There are two key elements to this story, neither of which attract qualitative comment from the Observer. First, the turnout was only 38%, suggesting that for nearly two thirds of the membership, the issue wasn’t worth turning up to vote about. Union leaders blamed staff shortages for the abstention. And second, the rationale is the same finger-in-the-fire sheep-herding we’ve had from these Fred Kites since the 1950s: ‘The union is seeking the bonus, which will cost £14m, for the 20,000 bus workers it represents, claiming that all other transport workers are being paid a premium for working during the event.’ See those arseholes over there? Well, I demand the right to be just like them, uvvwise snot fair.
While all this crap is going on too quietly for the Yorkies to bother Observing it beyond a cursory glance, the behaviour of bankers in general (and the mendacity of Lansley in relation to Tory NHS plans) has given all these ‘organiser’ clowns a mandate to demand an equal right to be anti-social. Two wrongs will never make a right, but this is human nature. Such a pity that socialists seem unable to accept that reality.

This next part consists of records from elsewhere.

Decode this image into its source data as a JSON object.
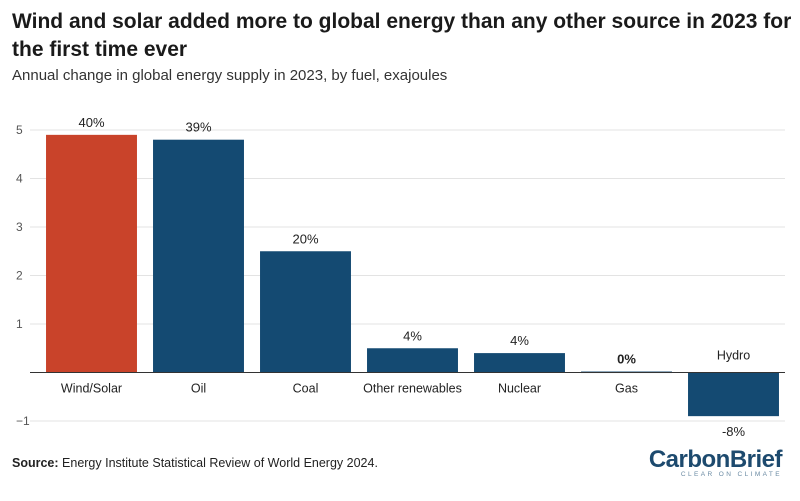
{
  "title": "Wind and solar added more to global energy than any other source in 2023 for the first time ever",
  "subtitle": "Annual change in global energy supply in 2023, by fuel, exajoules",
  "source_label": "Source:",
  "source_text": "Energy Institute Statistical Review of World Energy 2024.",
  "logo": {
    "word": "CarbonBrief",
    "tagline": "CLEAR ON CLIMATE"
  },
  "colors": {
    "highlight": "#c9432a",
    "bar": "#144a72",
    "grid": "#e3e3e3",
    "axis": "#555555"
  },
  "chart_data": {
    "type": "bar",
    "categories": [
      "Wind/Solar",
      "Oil",
      "Coal",
      "Other renewables",
      "Nuclear",
      "Gas",
      "Hydro"
    ],
    "values": [
      4.9,
      4.8,
      2.5,
      0.5,
      0.4,
      0.02,
      -0.9
    ],
    "data_labels": [
      "40%",
      "39%",
      "20%",
      "4%",
      "4%",
      "0%",
      "-8%"
    ],
    "highlight_index": 0,
    "ylim": [
      -1,
      5
    ],
    "yticks": [
      -1,
      1,
      2,
      3,
      4,
      5
    ],
    "ytick_labels": [
      "−1",
      "1",
      "2",
      "3",
      "4",
      "5"
    ],
    "grid": true,
    "xlabel": "",
    "ylabel": ""
  }
}
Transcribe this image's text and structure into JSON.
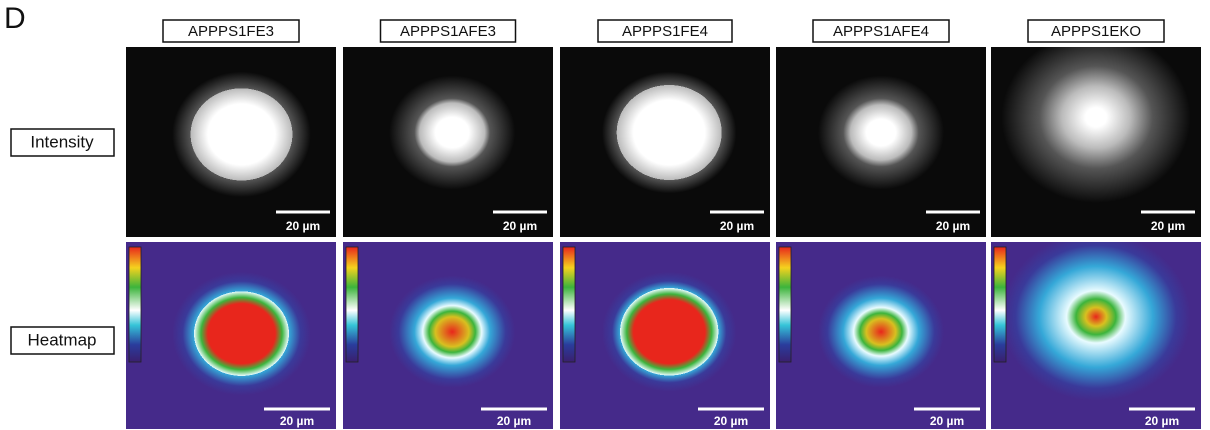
{
  "panel_label": "D",
  "columns": [
    "APPPS1FE3",
    "APPPS1AFE3",
    "APPPS1FE4",
    "APPPS1AFE4",
    "APPPS1EKO"
  ],
  "rows": [
    {
      "label": "Intensity",
      "scale_bars": [
        "20 µm",
        "20 µm",
        "20 µm",
        "20 µm",
        "20 µm"
      ]
    },
    {
      "label": "Heatmap",
      "scale_bars": [
        "20 µm",
        "20 µm",
        "20 µm",
        "20 µm",
        "20 µm"
      ]
    }
  ]
}
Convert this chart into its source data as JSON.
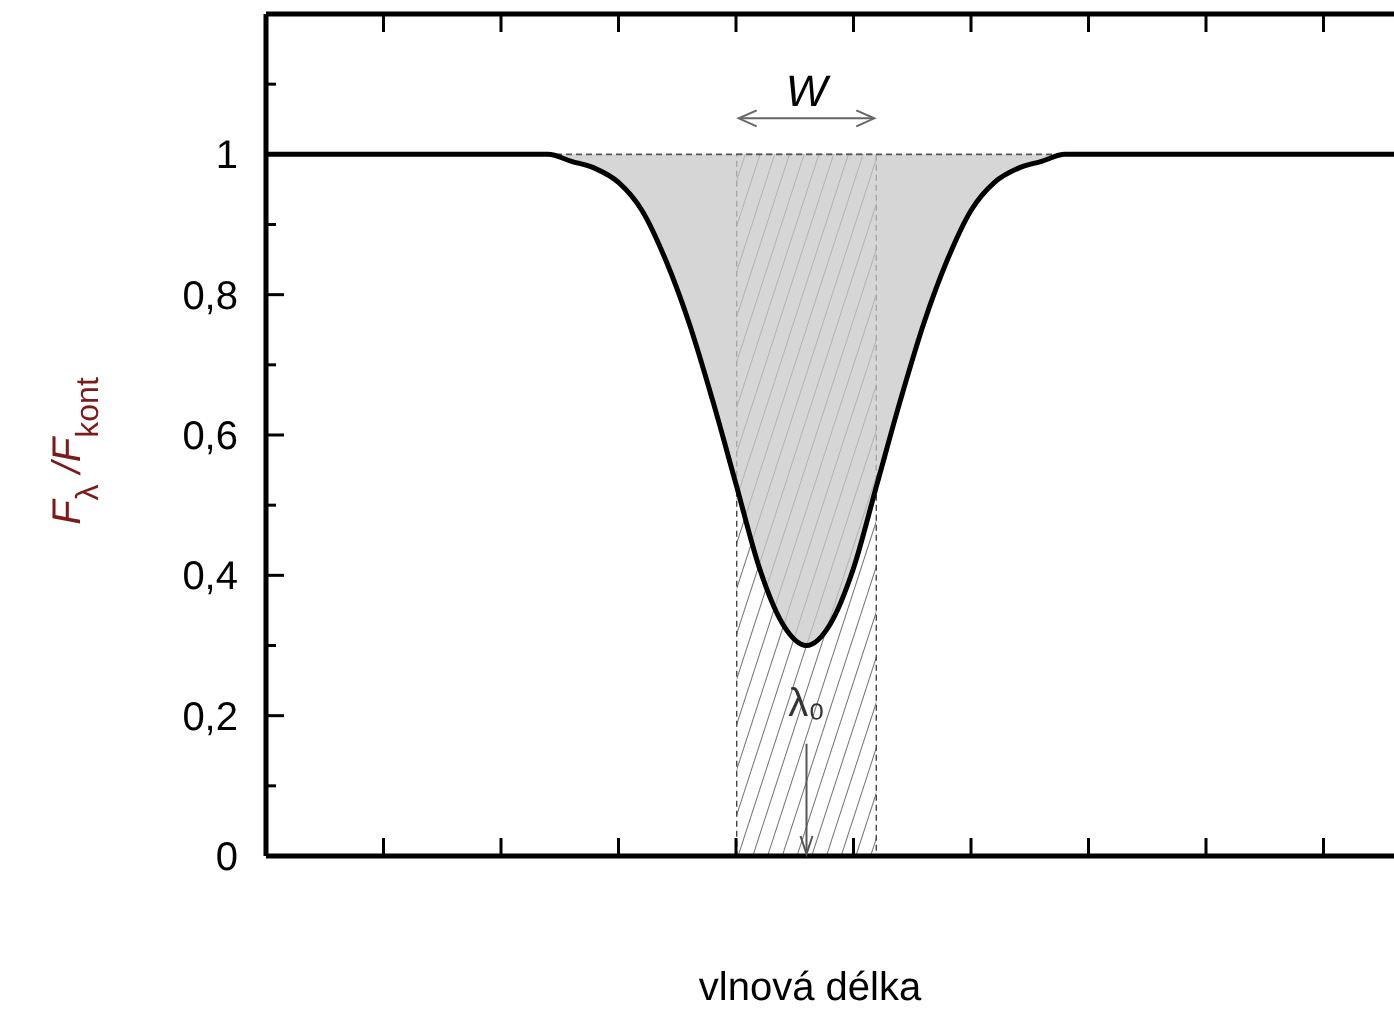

And finally, the Sunday Express breaks the news that the Queen has saved the Countryside. She gets around a bit for a bird of her age does Her Maj, but the headline is over-egging things a bit. As always, the difference between expectation and actuality is likely to create humour, and this instance is no exception. ‘There are even hopes that a bird bearing all three colours of the Union Flag, the white-spotted Bluethroat, will be attracted to our shores at a new Jubilee Marsh at Wallasea Island in Essex from its nesting areas across the Channel’ the Express suggests. And there are lots of reasons why old Bluebeard probably won’t. But never mind all that frippery, because this is The Big One: ‘likely to bring a smile to the Queen’s face is a scheme to restore 2,500 acres of sterile conifer forest in the Scottish Flow Country to its former glory as blanket peat bog.’ I know peat is important and all that, but if your former glory was being a blanket peat bog, you’d have thought that the only way was up. Apparently not.
Tucked into the piece, however, is the reasoning behind it: ‘The call to create natural places to celebrate the Queen’s Jubilee went out from the Sunday Express seven years ago.’ Hip hip hooray.